今さら自分たちの落ち度を認めるわけにはいかない教育委員会は、自らのミスを隠して、すべての責任を現場に押しつけたんだ。」

「それって、ひどくないですか」
と前川が声を挟んだ。
 
「ただ、教育委員会にも誤算があった。俺たちがこんなにも反対するとは思ってなかったはずだ。だから、俺たちを黙らせるための理由を考え、『条例の解釈の変更』という方便を思いついた。
それで俺たちを黙らせたつもりだったけど、いざ会見で知事が発表するには無茶すぎた。
だから、知事には『条例の解釈の変更』について知らせなかったんじゃないかな。
その証拠が今朝の毎朝新聞の記事だよ。きっと『条例の解釈の変更』は俺たちだけにしか言ってないんだ。」
 
「それにしても、『もうけ主義』ってひどくないですか?」
と後藤が言った。
 
「みんなは知らないかもしれないけど、俺は長くこの学校にいるから知っているんだ。実は教育委員会の八木さんと津田は、昔、農業教員として緑農に勤務していた時期があるんだ。二人とも現場の作業が苦手でね。

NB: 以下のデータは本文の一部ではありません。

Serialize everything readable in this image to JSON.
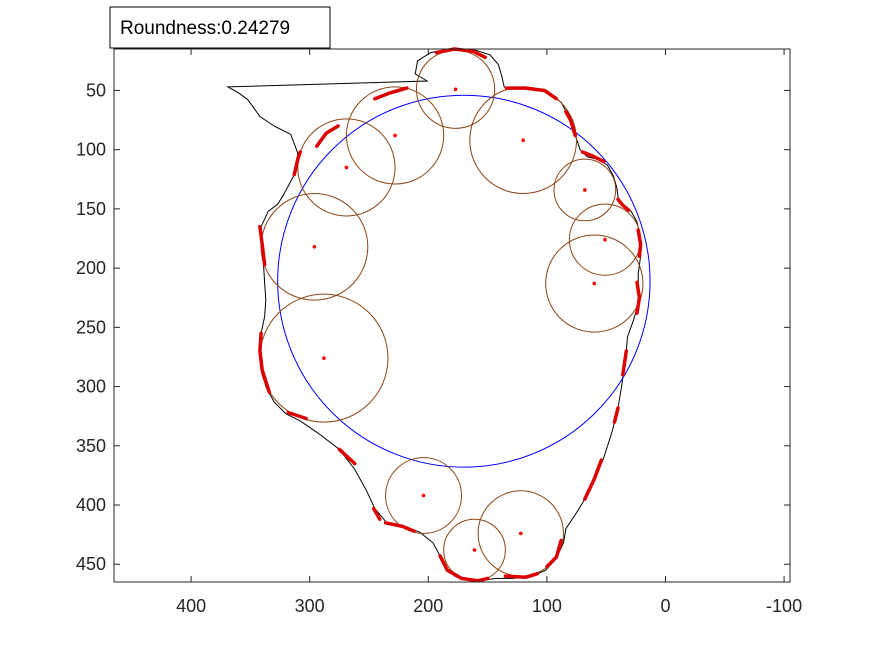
{
  "chart_data": {
    "type": "scatter",
    "annotation": {
      "label": "Roundness:",
      "value": "0.24279"
    },
    "x_axis": {
      "reversed": true,
      "lim": [
        -105,
        465
      ],
      "ticks": [
        400,
        300,
        200,
        100,
        0,
        -100
      ],
      "tick_labels": [
        "400",
        "300",
        "200",
        "100",
        "0",
        "-100"
      ]
    },
    "y_axis": {
      "reversed": true,
      "lim": [
        15,
        465
      ],
      "ticks": [
        50,
        100,
        150,
        200,
        250,
        300,
        350,
        400,
        450
      ],
      "tick_labels": [
        "50",
        "100",
        "150",
        "200",
        "250",
        "300",
        "350",
        "400",
        "450"
      ]
    },
    "grid": false,
    "colors": {
      "outline": "#000000",
      "fit_circle": "#0000ff",
      "corner_circles": "#8b4513",
      "centers": "#ff0000",
      "highlighted_arcs": "#dd0000",
      "annotation_border": "#000000"
    },
    "outline": [
      [
        175,
        15
      ],
      [
        160,
        16
      ],
      [
        148,
        20
      ],
      [
        141,
        28
      ],
      [
        138,
        38
      ],
      [
        136,
        47
      ],
      [
        131,
        49
      ],
      [
        115,
        48
      ],
      [
        100,
        50
      ],
      [
        88,
        60
      ],
      [
        80,
        75
      ],
      [
        76,
        88
      ],
      [
        72,
        100
      ],
      [
        66,
        106
      ],
      [
        57,
        108
      ],
      [
        49,
        113
      ],
      [
        44,
        122
      ],
      [
        41,
        132
      ],
      [
        40,
        140
      ],
      [
        36,
        147
      ],
      [
        29,
        152
      ],
      [
        24,
        161
      ],
      [
        21,
        175
      ],
      [
        21,
        190
      ],
      [
        23,
        205
      ],
      [
        23,
        218
      ],
      [
        23,
        230
      ],
      [
        27,
        244
      ],
      [
        32,
        258
      ],
      [
        33,
        270
      ],
      [
        35,
        285
      ],
      [
        37,
        300
      ],
      [
        40,
        318
      ],
      [
        45,
        338
      ],
      [
        52,
        360
      ],
      [
        58,
        375
      ],
      [
        65,
        390
      ],
      [
        74,
        405
      ],
      [
        84,
        420
      ],
      [
        86,
        432
      ],
      [
        92,
        445
      ],
      [
        101,
        455
      ],
      [
        112,
        460
      ],
      [
        128,
        462
      ],
      [
        143,
        462
      ],
      [
        157,
        464
      ],
      [
        169,
        463
      ],
      [
        178,
        460
      ],
      [
        185,
        453
      ],
      [
        189,
        445
      ],
      [
        196,
        432
      ],
      [
        207,
        423
      ],
      [
        220,
        418
      ],
      [
        235,
        415
      ],
      [
        245,
        403
      ],
      [
        252,
        388
      ],
      [
        262,
        370
      ],
      [
        275,
        353
      ],
      [
        292,
        340
      ],
      [
        308,
        329
      ],
      [
        320,
        323
      ],
      [
        330,
        313
      ],
      [
        337,
        300
      ],
      [
        341,
        284
      ],
      [
        342,
        268
      ],
      [
        341,
        255
      ],
      [
        338,
        241
      ],
      [
        337,
        227
      ],
      [
        338,
        212
      ],
      [
        339,
        195
      ],
      [
        340,
        180
      ],
      [
        341,
        165
      ],
      [
        335,
        152
      ],
      [
        327,
        146
      ],
      [
        322,
        138
      ],
      [
        313,
        121
      ],
      [
        310,
        103
      ],
      [
        316,
        87
      ],
      [
        330,
        80
      ],
      [
        342,
        72
      ],
      [
        352,
        58
      ],
      [
        360,
        52
      ],
      [
        369,
        47
      ],
      [
        380,
        45
      ],
      [
        392,
        44
      ],
      [
        201,
        42
      ],
      [
        211,
        36
      ],
      [
        209,
        25
      ],
      [
        198,
        18
      ],
      [
        188,
        16
      ],
      [
        175,
        15
      ]
    ],
    "fit_circle": {
      "cx": 170,
      "cy": 211,
      "r": 157
    },
    "corner_circles": [
      {
        "cx": 177,
        "cy": 49,
        "r": 33
      },
      {
        "cx": 228,
        "cy": 88,
        "r": 41
      },
      {
        "cx": 269,
        "cy": 115,
        "r": 41
      },
      {
        "cx": 120,
        "cy": 92,
        "r": 45
      },
      {
        "cx": 68,
        "cy": 134,
        "r": 26
      },
      {
        "cx": 51,
        "cy": 176,
        "r": 30
      },
      {
        "cx": 60,
        "cy": 213,
        "r": 41
      },
      {
        "cx": 296,
        "cy": 182,
        "r": 45
      },
      {
        "cx": 288,
        "cy": 276,
        "r": 54
      },
      {
        "cx": 204,
        "cy": 392,
        "r": 32
      },
      {
        "cx": 122,
        "cy": 424,
        "r": 36
      },
      {
        "cx": 161,
        "cy": 438,
        "r": 26
      }
    ],
    "highlighted_arcs": [
      [
        [
          193,
          18
        ],
        [
          178,
          15
        ],
        [
          162,
          17
        ],
        [
          152,
          22
        ]
      ],
      [
        [
          134,
          48
        ],
        [
          118,
          48
        ],
        [
          102,
          50
        ],
        [
          92,
          57
        ]
      ],
      [
        [
          84,
          68
        ],
        [
          80,
          75
        ],
        [
          76,
          88
        ]
      ],
      [
        [
          245,
          57
        ],
        [
          232,
          52
        ],
        [
          218,
          48
        ]
      ],
      [
        [
          294,
          97
        ],
        [
          286,
          86
        ],
        [
          276,
          80
        ]
      ],
      [
        [
          313,
          121
        ],
        [
          310,
          108
        ],
        [
          308,
          102
        ]
      ],
      [
        [
          70,
          102
        ],
        [
          60,
          106
        ],
        [
          52,
          110
        ]
      ],
      [
        [
          40,
          142
        ],
        [
          36,
          147
        ],
        [
          31,
          151
        ]
      ],
      [
        [
          23,
          168
        ],
        [
          21,
          180
        ],
        [
          22,
          190
        ]
      ],
      [
        [
          24,
          212
        ],
        [
          22,
          225
        ],
        [
          24,
          238
        ]
      ],
      [
        [
          338,
          197
        ],
        [
          340,
          180
        ],
        [
          342,
          165
        ]
      ],
      [
        [
          341,
          255
        ],
        [
          342,
          270
        ],
        [
          340,
          286
        ],
        [
          334,
          305
        ]
      ],
      [
        [
          303,
          327
        ],
        [
          318,
          322
        ]
      ],
      [
        [
          33,
          270
        ],
        [
          36,
          290
        ]
      ],
      [
        [
          40,
          318
        ],
        [
          43,
          330
        ]
      ],
      [
        [
          54,
          362
        ],
        [
          60,
          378
        ],
        [
          68,
          395
        ]
      ],
      [
        [
          275,
          353
        ],
        [
          262,
          365
        ]
      ],
      [
        [
          246,
          403
        ],
        [
          241,
          412
        ]
      ],
      [
        [
          236,
          415
        ],
        [
          222,
          418
        ],
        [
          212,
          422
        ]
      ],
      [
        [
          190,
          443
        ],
        [
          184,
          455
        ],
        [
          172,
          462
        ],
        [
          158,
          464
        ],
        [
          150,
          462
        ]
      ],
      [
        [
          135,
          460
        ],
        [
          118,
          461
        ],
        [
          108,
          458
        ]
      ],
      [
        [
          100,
          452
        ],
        [
          92,
          444
        ],
        [
          88,
          430
        ]
      ]
    ],
    "centers": [
      [
        177,
        49
      ],
      [
        228,
        88
      ],
      [
        269,
        115
      ],
      [
        120,
        92
      ],
      [
        68,
        134
      ],
      [
        51,
        176
      ],
      [
        60,
        213
      ],
      [
        296,
        182
      ],
      [
        288,
        276
      ],
      [
        204,
        392
      ],
      [
        122,
        424
      ],
      [
        161,
        438
      ]
    ]
  }
}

先輩たちから『売り上げが落ちたらどうするんだ、予算が減ったらどうするんだ』とよく怒られていたな。きっと、その時の印象が深く残っていたんだろうね。」
 
「そうだったんですか。それで、明日からどうします? っていうか、今まで気がつかなかったけど、肝心の磐田さんがいないじゃないですか」
と前川が周囲をキョロキョロしながら言った。
 
「今回の会見で、一番ショックを受けているのは磐田さんだろう。きっと、今日は疲れて家に帰ったんだよ。今日くらいは休ませてあげよう」
と山岡が言い、解散となった。
 
日が落ちかけた18:00過ぎ、男は誰にも気づかれないように、ある場所へ向かっていった。
そして、もう一人は、駅ビルの中にあるコーヒーチェーンで人を待っていた。
 
いよいよ最終決着の時が迫っていた。